Operating profit was up by 13% to €13.9 billion while the operating margin was 8.9%, above the guidance range of 7.5% to 8.5%.

The group noted that its results were driven by a continued recovery in volume as well as solid mix and pricing. Vehicle deliveries were down by 1% in China to 1,451,900, but Volkswagen reported signs of recovery towards the end of the reporting period.

The group’s electrification strategy continues, with battery electric vehicles representing 7.4% of total deliveries in the first half of the year, up from 5.6% in the first half of 2022.

Volkswagen’s Core brand group achieved a sales revenue increase of 30% in the half, while operating profit was strongly increased to €3.8 billion with a margin of 5.5%. Meanwhile, the Progressive brand group had an operating margin of 10% with operating profit heavily impacted by valuation effects mainly from commodity hedging outside hedge accounting.

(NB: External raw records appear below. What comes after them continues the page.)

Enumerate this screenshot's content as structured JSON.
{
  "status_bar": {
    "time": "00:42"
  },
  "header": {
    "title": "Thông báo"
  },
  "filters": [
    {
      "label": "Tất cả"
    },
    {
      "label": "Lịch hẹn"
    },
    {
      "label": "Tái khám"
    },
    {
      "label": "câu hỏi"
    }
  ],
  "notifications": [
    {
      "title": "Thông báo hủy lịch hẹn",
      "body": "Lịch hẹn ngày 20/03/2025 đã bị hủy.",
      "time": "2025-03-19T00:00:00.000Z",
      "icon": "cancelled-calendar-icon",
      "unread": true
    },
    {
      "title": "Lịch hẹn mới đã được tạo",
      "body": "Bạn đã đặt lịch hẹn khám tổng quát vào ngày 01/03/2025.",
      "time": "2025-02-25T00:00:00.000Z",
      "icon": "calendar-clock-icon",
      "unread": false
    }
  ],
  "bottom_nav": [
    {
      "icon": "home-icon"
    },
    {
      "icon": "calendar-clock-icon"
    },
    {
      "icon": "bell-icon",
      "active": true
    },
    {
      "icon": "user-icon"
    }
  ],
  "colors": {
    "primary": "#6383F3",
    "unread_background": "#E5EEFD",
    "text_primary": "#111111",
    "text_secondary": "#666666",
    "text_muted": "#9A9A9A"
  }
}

The Sport Luxury brand group had an operating margin of 19.3% thanks to an increase in deliveries of 15%, while the operating result was up by 11% to €3.9 billion. The Trucks brand group had a sales revenue increase of 27% while operating profit was €1.8 million with a margin of 8.1%.

Looking forward to the full 2023 fiscal year, Volkswagen Group expects deliveries to come in between 9-9.5 million units.

Oliver Blume, CEO of Volkswagen Group, said: “We have strategically realigned and restructured the Volkswagen Group, with a clear plan and measurable milestones. In the first half of the year, the Volkswagen Group delivered reliably with very solid results.

“Sales in North America are picking up, we are strengthening our position in China through technological partnerships and on top of that the trend for fully electric vehicles is moving in the right direction. What is important to us is long-term, sustainable growth, with a focus on value over volume.”